Brass, burnt acrylic color, tatami, and lacquer
88 1/4 x 181 x 108 inches
unique
She always spends long hours looking at butterflies, their thousands of species and dazzling compendiums. From Asia to South America, the same butterfly, with the same red, white, and black color scheme, transforms into countless patterns. A butterfly does not have two spots that are the same, never.
“I have a question.” He abruptly interrupts her endless wanderings about the spots.
“Like what?” She asks.
“It’s hard to say.” He stares straight at her.
“I’ve looked at you for a long time,” he says, “and still don’t know you.”
She looks at him and lowers her head again.
The tactility of the stone becomes gradually apparent to her hand, and its uneven and warm surface reminds her of the low walls on the farm in summer. She slowly feels the bumps and grits on the stone surface, enlivening her memories of the farm. The grits seem to provide evidence for the existence of those memories.

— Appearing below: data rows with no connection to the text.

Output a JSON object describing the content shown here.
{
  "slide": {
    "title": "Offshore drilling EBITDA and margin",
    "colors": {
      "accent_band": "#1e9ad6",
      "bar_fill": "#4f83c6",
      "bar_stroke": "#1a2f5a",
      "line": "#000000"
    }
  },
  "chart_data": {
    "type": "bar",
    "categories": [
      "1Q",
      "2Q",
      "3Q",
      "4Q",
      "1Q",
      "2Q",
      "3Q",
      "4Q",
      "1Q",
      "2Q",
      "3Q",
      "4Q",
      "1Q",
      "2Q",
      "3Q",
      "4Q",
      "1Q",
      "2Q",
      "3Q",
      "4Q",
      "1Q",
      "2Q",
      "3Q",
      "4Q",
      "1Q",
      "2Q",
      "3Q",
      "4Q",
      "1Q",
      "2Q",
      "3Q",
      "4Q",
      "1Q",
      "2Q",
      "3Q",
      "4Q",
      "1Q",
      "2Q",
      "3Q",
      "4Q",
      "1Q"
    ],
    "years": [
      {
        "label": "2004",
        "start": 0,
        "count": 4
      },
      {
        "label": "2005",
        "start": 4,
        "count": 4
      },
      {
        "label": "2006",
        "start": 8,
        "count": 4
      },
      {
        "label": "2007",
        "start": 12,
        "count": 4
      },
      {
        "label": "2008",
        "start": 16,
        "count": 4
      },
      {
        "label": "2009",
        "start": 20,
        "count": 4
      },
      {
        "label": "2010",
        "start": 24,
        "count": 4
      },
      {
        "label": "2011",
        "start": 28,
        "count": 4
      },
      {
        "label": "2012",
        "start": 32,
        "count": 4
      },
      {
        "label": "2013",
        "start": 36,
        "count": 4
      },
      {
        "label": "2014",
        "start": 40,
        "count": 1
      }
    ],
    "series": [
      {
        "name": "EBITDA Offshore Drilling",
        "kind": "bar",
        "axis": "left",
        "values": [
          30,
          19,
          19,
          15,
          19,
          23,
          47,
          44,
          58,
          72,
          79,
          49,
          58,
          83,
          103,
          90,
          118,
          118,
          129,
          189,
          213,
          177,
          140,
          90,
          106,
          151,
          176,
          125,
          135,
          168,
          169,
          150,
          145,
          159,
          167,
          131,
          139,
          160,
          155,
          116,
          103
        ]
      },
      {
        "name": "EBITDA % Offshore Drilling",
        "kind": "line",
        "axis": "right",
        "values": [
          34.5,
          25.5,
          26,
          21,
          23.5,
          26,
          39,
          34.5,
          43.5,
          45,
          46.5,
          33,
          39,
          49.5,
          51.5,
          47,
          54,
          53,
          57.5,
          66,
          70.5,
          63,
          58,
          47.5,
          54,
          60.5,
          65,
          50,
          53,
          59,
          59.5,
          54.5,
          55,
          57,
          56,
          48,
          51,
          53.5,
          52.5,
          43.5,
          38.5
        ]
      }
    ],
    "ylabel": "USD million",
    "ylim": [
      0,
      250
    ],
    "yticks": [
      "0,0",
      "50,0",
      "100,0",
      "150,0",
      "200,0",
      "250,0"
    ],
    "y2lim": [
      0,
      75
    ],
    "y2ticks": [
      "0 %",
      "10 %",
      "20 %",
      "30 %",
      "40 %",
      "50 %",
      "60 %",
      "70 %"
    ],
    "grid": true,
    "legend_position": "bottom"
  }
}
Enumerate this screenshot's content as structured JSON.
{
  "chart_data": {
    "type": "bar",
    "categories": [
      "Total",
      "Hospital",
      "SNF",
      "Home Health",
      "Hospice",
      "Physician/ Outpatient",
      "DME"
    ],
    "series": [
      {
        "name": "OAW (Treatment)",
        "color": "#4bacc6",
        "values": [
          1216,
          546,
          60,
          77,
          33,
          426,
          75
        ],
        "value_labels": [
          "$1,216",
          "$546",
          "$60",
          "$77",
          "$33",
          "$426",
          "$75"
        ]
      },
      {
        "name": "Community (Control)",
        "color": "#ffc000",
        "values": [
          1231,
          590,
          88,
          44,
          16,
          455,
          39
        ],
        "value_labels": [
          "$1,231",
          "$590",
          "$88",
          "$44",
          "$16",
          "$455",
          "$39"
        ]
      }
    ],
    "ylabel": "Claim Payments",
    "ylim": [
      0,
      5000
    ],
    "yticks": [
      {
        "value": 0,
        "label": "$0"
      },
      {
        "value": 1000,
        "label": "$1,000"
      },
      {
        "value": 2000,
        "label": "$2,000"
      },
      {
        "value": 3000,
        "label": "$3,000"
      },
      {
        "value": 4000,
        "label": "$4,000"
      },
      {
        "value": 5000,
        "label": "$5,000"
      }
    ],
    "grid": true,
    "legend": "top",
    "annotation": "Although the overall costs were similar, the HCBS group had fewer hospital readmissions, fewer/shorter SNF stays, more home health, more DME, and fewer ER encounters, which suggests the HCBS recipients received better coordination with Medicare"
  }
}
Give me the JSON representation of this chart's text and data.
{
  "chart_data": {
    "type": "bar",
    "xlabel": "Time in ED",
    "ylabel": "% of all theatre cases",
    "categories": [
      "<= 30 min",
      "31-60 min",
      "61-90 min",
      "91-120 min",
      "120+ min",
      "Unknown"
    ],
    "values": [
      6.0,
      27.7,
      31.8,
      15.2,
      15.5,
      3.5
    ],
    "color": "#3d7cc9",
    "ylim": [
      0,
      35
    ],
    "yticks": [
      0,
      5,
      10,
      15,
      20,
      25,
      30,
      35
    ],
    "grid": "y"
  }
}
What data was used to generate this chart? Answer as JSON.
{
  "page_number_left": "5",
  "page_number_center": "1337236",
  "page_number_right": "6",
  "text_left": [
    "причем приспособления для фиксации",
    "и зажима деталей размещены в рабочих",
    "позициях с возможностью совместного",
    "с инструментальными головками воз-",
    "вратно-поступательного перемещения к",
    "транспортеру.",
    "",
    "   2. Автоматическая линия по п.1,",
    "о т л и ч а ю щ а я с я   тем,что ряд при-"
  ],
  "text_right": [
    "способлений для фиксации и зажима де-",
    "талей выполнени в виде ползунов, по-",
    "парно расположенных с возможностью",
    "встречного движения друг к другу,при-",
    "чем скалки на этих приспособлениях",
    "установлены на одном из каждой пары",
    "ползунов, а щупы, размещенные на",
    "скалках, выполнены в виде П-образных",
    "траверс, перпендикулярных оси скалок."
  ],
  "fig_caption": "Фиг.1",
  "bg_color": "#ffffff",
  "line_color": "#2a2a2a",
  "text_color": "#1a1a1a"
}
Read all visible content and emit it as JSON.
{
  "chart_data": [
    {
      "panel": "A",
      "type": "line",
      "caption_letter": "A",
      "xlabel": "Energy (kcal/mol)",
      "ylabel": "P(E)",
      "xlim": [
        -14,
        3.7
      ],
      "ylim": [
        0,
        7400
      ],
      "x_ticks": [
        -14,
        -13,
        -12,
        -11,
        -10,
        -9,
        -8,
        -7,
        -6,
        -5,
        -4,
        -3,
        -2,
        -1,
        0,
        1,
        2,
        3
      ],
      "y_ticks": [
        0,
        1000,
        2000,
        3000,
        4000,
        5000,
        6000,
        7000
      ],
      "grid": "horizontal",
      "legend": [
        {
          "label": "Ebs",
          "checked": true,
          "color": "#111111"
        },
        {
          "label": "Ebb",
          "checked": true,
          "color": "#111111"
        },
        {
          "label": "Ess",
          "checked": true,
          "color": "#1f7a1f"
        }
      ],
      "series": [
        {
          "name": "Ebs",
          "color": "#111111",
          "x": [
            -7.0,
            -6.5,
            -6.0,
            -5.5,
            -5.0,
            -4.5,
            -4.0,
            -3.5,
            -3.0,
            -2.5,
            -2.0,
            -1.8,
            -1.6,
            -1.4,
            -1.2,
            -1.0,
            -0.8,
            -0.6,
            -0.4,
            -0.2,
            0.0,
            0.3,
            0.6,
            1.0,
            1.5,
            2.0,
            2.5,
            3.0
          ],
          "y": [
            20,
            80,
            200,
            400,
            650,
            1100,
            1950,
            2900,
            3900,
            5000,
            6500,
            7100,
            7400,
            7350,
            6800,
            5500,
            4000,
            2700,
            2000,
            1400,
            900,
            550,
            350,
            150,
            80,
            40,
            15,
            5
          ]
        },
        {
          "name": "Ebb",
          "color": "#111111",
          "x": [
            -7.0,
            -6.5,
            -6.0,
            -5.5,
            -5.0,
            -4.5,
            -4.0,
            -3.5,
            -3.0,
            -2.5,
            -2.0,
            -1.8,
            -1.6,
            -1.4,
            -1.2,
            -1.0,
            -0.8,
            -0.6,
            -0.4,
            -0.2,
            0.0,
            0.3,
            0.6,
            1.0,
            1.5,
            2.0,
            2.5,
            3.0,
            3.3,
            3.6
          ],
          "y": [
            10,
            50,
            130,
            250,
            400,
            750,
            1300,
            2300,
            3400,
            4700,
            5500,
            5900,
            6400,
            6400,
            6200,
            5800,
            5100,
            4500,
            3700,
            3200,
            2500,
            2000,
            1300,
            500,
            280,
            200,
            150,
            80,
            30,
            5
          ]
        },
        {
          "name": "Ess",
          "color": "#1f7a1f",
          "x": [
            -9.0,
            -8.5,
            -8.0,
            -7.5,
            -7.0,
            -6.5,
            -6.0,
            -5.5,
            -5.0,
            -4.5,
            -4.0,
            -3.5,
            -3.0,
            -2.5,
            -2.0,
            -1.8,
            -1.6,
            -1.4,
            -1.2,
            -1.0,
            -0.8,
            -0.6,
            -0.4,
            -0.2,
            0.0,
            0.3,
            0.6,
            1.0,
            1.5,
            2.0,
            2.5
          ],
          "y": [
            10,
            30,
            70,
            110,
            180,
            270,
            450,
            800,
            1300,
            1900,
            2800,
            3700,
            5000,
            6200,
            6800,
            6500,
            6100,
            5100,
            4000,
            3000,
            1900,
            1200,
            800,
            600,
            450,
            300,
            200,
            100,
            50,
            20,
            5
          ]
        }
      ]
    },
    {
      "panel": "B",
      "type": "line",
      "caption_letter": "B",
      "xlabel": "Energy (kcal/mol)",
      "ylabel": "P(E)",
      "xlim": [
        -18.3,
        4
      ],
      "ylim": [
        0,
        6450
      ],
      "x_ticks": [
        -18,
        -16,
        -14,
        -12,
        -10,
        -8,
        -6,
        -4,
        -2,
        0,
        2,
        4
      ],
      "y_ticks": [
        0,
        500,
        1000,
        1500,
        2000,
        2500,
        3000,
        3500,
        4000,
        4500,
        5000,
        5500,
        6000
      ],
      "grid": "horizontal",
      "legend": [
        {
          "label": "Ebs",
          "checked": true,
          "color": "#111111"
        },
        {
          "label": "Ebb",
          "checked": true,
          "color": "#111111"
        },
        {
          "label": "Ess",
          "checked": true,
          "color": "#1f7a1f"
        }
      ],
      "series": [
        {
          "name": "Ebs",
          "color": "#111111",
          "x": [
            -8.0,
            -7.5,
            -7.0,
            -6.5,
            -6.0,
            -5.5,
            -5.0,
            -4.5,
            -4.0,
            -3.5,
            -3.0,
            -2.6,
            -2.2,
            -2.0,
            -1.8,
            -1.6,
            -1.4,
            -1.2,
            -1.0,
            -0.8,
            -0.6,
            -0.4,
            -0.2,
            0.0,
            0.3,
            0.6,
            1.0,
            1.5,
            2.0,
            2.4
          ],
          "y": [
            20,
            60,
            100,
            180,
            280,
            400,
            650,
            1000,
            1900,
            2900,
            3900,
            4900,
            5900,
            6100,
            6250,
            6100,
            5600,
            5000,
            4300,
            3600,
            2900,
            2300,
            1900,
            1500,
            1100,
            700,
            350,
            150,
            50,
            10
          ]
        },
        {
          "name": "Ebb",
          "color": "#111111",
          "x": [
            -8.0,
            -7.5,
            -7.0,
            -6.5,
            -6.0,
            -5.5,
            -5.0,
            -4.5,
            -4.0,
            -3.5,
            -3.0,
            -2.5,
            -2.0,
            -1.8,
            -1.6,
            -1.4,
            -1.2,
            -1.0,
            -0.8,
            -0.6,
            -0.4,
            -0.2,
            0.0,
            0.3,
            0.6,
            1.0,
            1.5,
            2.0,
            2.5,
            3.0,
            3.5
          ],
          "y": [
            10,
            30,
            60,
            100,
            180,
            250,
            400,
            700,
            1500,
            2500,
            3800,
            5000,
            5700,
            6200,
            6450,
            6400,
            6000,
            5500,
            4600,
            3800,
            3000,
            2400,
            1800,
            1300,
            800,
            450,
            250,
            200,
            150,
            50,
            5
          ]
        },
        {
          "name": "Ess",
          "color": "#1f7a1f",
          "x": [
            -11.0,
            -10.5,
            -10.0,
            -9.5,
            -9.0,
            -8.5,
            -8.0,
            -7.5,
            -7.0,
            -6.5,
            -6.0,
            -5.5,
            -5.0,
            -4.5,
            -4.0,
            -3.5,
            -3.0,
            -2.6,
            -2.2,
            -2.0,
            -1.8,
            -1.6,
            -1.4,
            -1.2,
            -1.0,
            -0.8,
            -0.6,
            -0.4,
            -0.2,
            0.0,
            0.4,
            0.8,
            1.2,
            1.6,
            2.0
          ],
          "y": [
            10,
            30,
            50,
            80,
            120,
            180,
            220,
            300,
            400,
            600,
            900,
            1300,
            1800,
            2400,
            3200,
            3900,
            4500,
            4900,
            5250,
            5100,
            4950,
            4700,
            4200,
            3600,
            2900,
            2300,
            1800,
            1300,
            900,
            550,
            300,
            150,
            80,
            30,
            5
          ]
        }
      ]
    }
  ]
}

But, like the spots on a butterfly, there are never two identical gravels in the world. The lingering butterfly spots in her mind and the tactility of the grits at her fingertips starts to overlap. For a moment, she wondered whether the touch from her fingers illuminated the spots, or the spots replicated such a touch. Could human memories be stored in the physical features of things that are never identical rather than in the human brain? In the dry grits of a stone, under the fragrant petals of a spring flower, or in a butterfly’s gently opening and closing wings?
Memories are as immense as the universe. The universe is a memory. We have never died, and we have never been born.
“Why do people always eat apples?” She asks him, looking up.
“They like the way apples taste?” He replied.
“No.” She stared straight at him.
“Because we don’t always know what apples taste like, and no two apples taste precisely the same.
There is no such a thing as the taste of an apple in the world.”